Figure 7.17 Logging architecture

The Event Logging Consumer

The Event Logging consumer is a permanent consumer that subscribes to events from the following sources:

Application Center
Health Monitor
Windows Event Log

WMI activates this component based on permanent consumer registration before delivering events. The Event Logging consumer is used by the user interface to configure the event query filters that determine which events to collect according to their level of severity.

NOTE
This consumer runs as a COM+ application with the process identity of a cluster user. COM+ performs an access check when events are delivered by WMI via calls to the Event Logging consumer. During cluster creation, the user and/or password for the server may get changed.

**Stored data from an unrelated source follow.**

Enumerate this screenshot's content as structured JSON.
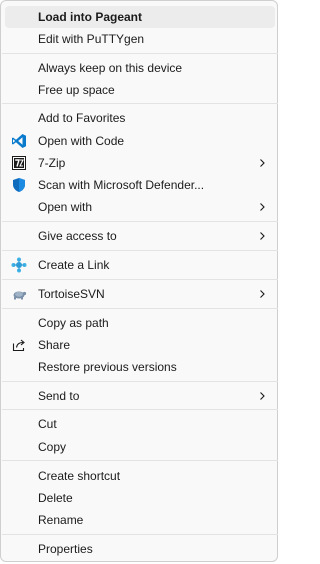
{
  "menu": {
    "items": [
      {
        "label": "Load into Pageant",
        "bold": true
      },
      {
        "label": "Edit with PuTTYgen"
      },
      {
        "label": "Always keep on this device"
      },
      {
        "label": "Free up space"
      },
      {
        "label": "Add to Favorites"
      },
      {
        "label": "Open with Code",
        "icon": "vscode-icon"
      },
      {
        "label": "7-Zip",
        "icon": "7zip-icon",
        "submenu": true
      },
      {
        "label": "Scan with Microsoft Defender...",
        "icon": "defender-shield-icon"
      },
      {
        "label": "Open with",
        "submenu": true
      },
      {
        "label": "Give access to",
        "submenu": true
      },
      {
        "label": "Create a Link",
        "icon": "link-icon"
      },
      {
        "label": "TortoiseSVN",
        "icon": "tortoisesvn-icon",
        "submenu": true
      },
      {
        "label": "Copy as path"
      },
      {
        "label": "Share",
        "icon": "share-icon"
      },
      {
        "label": "Restore previous versions"
      },
      {
        "label": "Send to",
        "submenu": true
      },
      {
        "label": "Cut"
      },
      {
        "label": "Copy"
      },
      {
        "label": "Create shortcut"
      },
      {
        "label": "Delete"
      },
      {
        "label": "Rename"
      },
      {
        "label": "Properties"
      }
    ]
  },
  "colors": {
    "background": "#f9f9f9",
    "text": "#1b1b1b",
    "hover": "#ececec",
    "separator": "#e3e3e3",
    "vscode_blue": "#0a7acc",
    "defender_blue": "#0f6cbd"
  }
}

If this happens, you have to remember to alter the process identity of the consumer COM+ application accordingly.

Although WMI throttles the delivery of events from the provider to the consumer, there may be cases in which the consumer can't keep up with the incoming data, in which case an event buffer overflow occurs. If this happens, WMI will drop events. While there is no guarantee that data won't get lost, Application Center uses additional buffering to ensure that event data loss is minimal.

The Performance Counter Logging Consumer

Application Center uses the Performance Counter Logging consumer to log performance metrics that are used for historical performance charts. This consumer is a permanent event consumer that links directly to the PDH to obtain data. The Performance Counter Logging component is implemented as a COM automation server and runs out-of-process to WMI. In the event that the consumer isn't running, WMI activates it before delivering the events that the consumer uses.

This consumer is configured through WMI with instances of the following configuration classes:

MicrosoftAC_CapacityLoggingConfig
MicrosoftAC_CapacityCounterConfig

Because changes to these configuration class instances are made on the cluster controller and replicated by the replication engine to every cluster member, each member picks up configuration changes to the Performance Counter Logging consumer.

Querying and Preparing Data

It's hard to say which is more difficult, getting data out of the log or putting it in. On the query side of the argument, the system has to locate the fields that are required for a specific view of the data, and then the data has to be formatted for display on the screen. Figure 7.18 shows the architecture that Application Center uses to access and query the data store, retrieve the data, format the data, and display the data in the user interface.

click to view at full size

Figure 7.18 The event querying and viewing architecture

The key new elements in this architecture are the user interface (Web browser and MMC snap-in) and the Log Query Helper (LQH) Service.

The User Interface

Either user interface can send requests for information to the LQH Service. These actions are triggered by setting focus on a node in the console tree or by clicking a button (for example, Refresh) in the details pane of the snap-in.

The LQH Service

The role of the LQH Service is to provide the log data needed to populate the Event Viewer and Performance Viewer pages. It runs as a service on the local system account (Application Center Log Query Helper) and depends on the RPC Service.

The rollup component performs these basic tasks:

Accepts requests from the user interface.
Passes a query to each server.
Returns results and status to the user interface.

The background information that we've provided about the different elements of

Application Center health monitoring and how it's implemented should help you with the decisions that you'll have to make when modifying or creating new monitors—a topic that is covered in detail in Chapter 9, "Working with Monitors and Events."